Dans la « grande galerie », comme sur une piste de danse, apparaissent les beiges, les taches léopard, les cuirs ajourés, les franges de fourrure ou de corde, les vermillons, les touches de vert. Devant une courte robe en maille jacquard à motifs de panthère anamorphosés – de loin on jurerait du python – c’est l’écarquillement, non que l’on scrute l’emplacement d’une couture à peine discernable que l’on saurait être là, on les cherche toutes. Les questions sont toujours les mêmes : Quelle matière est-ce donc ? Comment peut-on faire cela ? Comment diable ceci tient-il ? Par quelles pinces ? Sur quels os ? Par quel miracle de coupe ? Par quel pacte inavouable ? Cette virtuosité qui n’est jamais gratuite, cette capacité de fabriquer un vêtement qui laisse sans voix, relie Alaïa à ces maîtres que furent Madeleine Vionnet et Cristobal Balenciaga. Ceci n’exclut pas la malice, loin s’en faut. Dans une niche, un ensemble soutien-gorge et jupe couleur titane, en organza rebrodé de perles et de chaînes de perles métalliques, évoque l’irrésistible Joséphine Baker. Mieux, dans une des deux petites « galeries latérales », cet ensemble robe et boléro en maille jacquard qu’aurait pu porter Cécile, l’héroïne de La lettre dans un taxi de Louise de Vilmorin : « Oh ! l’âge, tu sais, ça dépend des jours. Hier je n’en avais pas, aujourd’hui j’ai quinze ans, et demain nous fêterons peut-être mon centenaire… » C’est une tenue noire gansée d’arabesques blanches – jusque là quelque chose d’un chouïa « bourgeois » – sur laquelle il semble qu’on ait ajouté un motif triangulaire semblable, à l’emplacement du pubis, comme une grande broche Cartier de style guirlande en guise de cache-sexe. Une couture volontairement marquée semble figurer l’aine, renforçant ce jeu de tissage digne, en moins figuratif, des tricots charmeurs d’Elsa Schiaparelli.

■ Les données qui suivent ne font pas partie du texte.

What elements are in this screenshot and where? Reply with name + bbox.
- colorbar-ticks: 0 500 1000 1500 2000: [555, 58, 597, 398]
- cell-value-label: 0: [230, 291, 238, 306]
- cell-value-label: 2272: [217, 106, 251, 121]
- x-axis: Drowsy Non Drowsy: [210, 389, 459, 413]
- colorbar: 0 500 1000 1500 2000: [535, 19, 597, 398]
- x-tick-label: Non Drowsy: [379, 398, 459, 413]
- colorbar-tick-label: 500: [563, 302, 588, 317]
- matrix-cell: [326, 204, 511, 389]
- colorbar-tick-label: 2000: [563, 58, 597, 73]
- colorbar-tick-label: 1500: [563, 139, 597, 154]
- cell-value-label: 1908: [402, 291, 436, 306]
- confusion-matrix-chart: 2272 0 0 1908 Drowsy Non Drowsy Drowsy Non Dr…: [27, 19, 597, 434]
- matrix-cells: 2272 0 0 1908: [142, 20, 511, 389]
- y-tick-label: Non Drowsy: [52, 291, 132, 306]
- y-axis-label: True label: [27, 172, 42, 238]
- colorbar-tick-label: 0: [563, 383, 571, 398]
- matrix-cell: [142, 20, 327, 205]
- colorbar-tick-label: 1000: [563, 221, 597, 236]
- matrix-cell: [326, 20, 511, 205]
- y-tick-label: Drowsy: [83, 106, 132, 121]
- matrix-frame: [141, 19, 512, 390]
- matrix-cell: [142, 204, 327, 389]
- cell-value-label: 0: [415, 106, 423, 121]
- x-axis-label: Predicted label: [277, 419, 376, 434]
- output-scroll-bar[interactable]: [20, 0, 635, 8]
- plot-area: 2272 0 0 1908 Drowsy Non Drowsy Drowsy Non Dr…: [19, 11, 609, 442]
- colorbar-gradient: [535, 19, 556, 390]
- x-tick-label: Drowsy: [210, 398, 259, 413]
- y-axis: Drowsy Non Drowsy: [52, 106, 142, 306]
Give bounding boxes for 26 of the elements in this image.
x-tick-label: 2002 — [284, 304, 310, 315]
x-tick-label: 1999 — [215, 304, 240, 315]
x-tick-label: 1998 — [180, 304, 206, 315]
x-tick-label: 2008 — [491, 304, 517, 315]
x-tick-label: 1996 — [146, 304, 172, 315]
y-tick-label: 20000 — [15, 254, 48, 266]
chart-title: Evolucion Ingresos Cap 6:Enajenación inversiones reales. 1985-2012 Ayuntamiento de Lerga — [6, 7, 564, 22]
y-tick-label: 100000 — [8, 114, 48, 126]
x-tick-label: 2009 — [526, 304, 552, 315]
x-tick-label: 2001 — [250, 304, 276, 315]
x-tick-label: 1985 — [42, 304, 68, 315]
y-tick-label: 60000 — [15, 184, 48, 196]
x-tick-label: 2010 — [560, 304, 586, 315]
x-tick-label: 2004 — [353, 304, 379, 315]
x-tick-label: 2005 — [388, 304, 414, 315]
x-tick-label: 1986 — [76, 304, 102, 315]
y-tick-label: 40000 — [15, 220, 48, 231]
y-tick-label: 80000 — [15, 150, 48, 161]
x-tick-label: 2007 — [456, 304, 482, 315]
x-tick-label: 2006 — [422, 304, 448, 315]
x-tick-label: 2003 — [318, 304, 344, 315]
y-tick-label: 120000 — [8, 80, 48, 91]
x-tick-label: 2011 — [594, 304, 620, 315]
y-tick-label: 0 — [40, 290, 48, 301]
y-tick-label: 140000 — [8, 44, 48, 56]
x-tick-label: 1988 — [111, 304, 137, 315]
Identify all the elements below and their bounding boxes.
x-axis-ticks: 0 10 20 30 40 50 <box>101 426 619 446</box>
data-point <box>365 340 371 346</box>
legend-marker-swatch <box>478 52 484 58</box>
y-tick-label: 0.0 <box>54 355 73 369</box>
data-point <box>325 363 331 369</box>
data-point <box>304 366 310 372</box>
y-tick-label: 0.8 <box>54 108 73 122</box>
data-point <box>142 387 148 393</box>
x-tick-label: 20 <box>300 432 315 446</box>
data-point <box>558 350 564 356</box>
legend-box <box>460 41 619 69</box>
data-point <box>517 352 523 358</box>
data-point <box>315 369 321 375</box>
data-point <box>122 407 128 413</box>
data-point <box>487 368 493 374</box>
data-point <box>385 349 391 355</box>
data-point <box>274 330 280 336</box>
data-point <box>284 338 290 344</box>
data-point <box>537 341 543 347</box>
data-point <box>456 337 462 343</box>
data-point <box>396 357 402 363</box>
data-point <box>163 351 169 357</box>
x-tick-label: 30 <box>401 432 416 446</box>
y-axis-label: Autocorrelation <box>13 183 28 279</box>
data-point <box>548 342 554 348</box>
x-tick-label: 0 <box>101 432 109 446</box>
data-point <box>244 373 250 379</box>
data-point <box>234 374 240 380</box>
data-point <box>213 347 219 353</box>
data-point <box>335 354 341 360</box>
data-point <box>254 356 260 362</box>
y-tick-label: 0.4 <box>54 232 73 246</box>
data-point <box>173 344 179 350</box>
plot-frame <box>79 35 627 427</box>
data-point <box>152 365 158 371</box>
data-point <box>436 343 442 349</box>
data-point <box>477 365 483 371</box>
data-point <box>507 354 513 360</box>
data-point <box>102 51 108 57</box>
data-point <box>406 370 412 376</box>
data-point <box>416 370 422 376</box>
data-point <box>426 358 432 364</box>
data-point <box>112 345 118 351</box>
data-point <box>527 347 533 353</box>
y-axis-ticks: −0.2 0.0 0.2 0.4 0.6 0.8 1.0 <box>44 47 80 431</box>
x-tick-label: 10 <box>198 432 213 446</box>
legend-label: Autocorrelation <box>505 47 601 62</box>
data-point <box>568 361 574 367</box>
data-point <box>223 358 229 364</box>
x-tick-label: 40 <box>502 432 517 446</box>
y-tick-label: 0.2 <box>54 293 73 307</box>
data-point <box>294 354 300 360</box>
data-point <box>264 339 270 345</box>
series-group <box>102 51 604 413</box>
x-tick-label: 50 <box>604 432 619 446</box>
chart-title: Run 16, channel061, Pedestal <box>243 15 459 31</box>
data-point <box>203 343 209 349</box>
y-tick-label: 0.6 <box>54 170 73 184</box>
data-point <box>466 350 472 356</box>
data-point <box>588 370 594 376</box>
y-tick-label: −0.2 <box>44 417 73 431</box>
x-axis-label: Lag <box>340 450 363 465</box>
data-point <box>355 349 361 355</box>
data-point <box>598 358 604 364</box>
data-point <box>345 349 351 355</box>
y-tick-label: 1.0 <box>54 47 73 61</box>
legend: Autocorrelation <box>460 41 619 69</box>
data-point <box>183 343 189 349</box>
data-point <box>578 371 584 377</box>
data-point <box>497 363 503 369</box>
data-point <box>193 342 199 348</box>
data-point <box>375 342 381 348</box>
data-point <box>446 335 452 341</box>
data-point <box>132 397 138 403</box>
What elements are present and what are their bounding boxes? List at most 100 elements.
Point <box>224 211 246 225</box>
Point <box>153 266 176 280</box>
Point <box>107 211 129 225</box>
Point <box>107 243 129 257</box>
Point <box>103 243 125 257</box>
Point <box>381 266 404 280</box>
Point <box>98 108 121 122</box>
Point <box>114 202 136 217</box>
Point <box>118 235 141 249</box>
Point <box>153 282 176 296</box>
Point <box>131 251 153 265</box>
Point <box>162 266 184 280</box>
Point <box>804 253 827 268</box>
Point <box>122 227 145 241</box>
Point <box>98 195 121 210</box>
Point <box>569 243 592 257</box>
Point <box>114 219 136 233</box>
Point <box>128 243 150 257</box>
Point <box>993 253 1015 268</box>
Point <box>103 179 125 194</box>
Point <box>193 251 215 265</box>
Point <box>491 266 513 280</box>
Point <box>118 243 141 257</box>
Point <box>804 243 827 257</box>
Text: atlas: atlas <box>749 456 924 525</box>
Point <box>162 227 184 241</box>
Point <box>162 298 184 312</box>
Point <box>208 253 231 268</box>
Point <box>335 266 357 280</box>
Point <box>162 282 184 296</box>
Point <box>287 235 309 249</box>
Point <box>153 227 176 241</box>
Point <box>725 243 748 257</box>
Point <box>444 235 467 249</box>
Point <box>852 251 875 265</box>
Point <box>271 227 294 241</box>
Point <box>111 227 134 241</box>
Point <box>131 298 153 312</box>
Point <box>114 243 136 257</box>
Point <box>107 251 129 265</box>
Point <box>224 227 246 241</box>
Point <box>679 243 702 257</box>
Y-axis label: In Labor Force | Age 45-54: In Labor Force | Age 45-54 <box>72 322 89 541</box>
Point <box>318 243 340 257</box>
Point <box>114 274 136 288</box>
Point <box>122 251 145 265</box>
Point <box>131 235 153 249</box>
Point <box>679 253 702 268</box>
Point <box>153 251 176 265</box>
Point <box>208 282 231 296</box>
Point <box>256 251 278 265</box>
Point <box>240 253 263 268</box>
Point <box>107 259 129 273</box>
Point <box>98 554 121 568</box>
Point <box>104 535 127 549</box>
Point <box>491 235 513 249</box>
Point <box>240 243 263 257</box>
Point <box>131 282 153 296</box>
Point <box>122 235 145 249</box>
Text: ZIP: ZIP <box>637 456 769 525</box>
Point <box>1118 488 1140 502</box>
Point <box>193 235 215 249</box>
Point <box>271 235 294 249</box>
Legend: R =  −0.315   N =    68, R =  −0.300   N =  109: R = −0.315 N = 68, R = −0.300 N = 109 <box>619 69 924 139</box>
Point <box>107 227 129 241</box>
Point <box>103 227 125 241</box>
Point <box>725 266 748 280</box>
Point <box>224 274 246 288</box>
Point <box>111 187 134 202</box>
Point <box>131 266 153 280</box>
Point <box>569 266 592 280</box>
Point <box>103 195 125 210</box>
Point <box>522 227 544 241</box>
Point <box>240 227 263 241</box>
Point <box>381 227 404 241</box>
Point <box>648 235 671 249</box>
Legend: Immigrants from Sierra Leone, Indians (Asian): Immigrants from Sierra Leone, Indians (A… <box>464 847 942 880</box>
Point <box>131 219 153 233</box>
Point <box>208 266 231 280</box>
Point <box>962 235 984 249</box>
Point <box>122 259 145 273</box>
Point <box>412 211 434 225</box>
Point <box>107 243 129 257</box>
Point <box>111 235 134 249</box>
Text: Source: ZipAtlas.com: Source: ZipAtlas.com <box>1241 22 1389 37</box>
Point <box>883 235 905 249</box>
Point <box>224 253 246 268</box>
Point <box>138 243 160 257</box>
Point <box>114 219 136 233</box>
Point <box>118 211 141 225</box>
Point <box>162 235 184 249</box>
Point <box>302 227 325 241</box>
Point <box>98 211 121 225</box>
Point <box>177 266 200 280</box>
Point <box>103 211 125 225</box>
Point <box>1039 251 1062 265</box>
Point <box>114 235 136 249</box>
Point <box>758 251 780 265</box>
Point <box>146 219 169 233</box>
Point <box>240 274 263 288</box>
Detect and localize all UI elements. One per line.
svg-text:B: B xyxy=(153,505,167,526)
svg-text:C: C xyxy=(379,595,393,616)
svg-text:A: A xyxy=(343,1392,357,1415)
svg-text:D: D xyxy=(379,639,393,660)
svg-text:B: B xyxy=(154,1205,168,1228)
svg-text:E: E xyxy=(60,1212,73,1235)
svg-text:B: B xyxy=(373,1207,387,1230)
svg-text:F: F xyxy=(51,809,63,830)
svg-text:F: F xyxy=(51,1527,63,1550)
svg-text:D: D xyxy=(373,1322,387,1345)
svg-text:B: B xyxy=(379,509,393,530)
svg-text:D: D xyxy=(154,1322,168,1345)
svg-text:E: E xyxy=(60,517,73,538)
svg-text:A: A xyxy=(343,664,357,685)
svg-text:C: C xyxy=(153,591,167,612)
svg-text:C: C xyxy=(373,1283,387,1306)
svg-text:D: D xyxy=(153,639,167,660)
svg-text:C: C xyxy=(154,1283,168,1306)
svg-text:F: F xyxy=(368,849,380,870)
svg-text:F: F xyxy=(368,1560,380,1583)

Cette exposition a son bis (les mélomanes savent combien ce moment peut être émouvant), de l’autre côté de l’avenue du Président Wilson, au Musée d’Art Moderne de la Ville de Paris, Salle Matisse. Là, sous trois œuvres immenses, deux de Matisse et une de Buren, on admire encore huit modèles d’Alaïa, dont trois robes en maille de velours à godets spécialement créées pour l’occasion. Il ne s’agit pas de montrer que la mode relève des beaux-arts : elle est un art appliqué ; mais de montrer une part de ce dialogue varié qui existe toujours et partout, entre ceux qui se soucient du beau. On n’est guère étonné d’apprendre qu’Alaïa collectionne les créations d’hommes aussi admirables que Prouvé et Hantaï. Devant la Danse inachevée de Matisse, une sérénade de gris, deux dernières pièces, l’une pour le jour et l’autre pour le soir : à droite, un manteau en cuir (Alaïa l’a toujours travaillé comme un tissu) perforé d’œillets métalliques – une signature – une tenue quasi offensive, comme semée d’yeux de paon qui ressembleraient à des judas ; à gauche, une large robe du soir en raphia tressé, brodée de fils d’argent et de perles, dont le motif linéaire, qui fait songer au grillage qui fermait jadis les bibliothèques ou à des milliers de cellules vues au microscope, rapetisse, se serre et se condense à mesure qu’il approche de la taille, et s’intensifie, et scintille.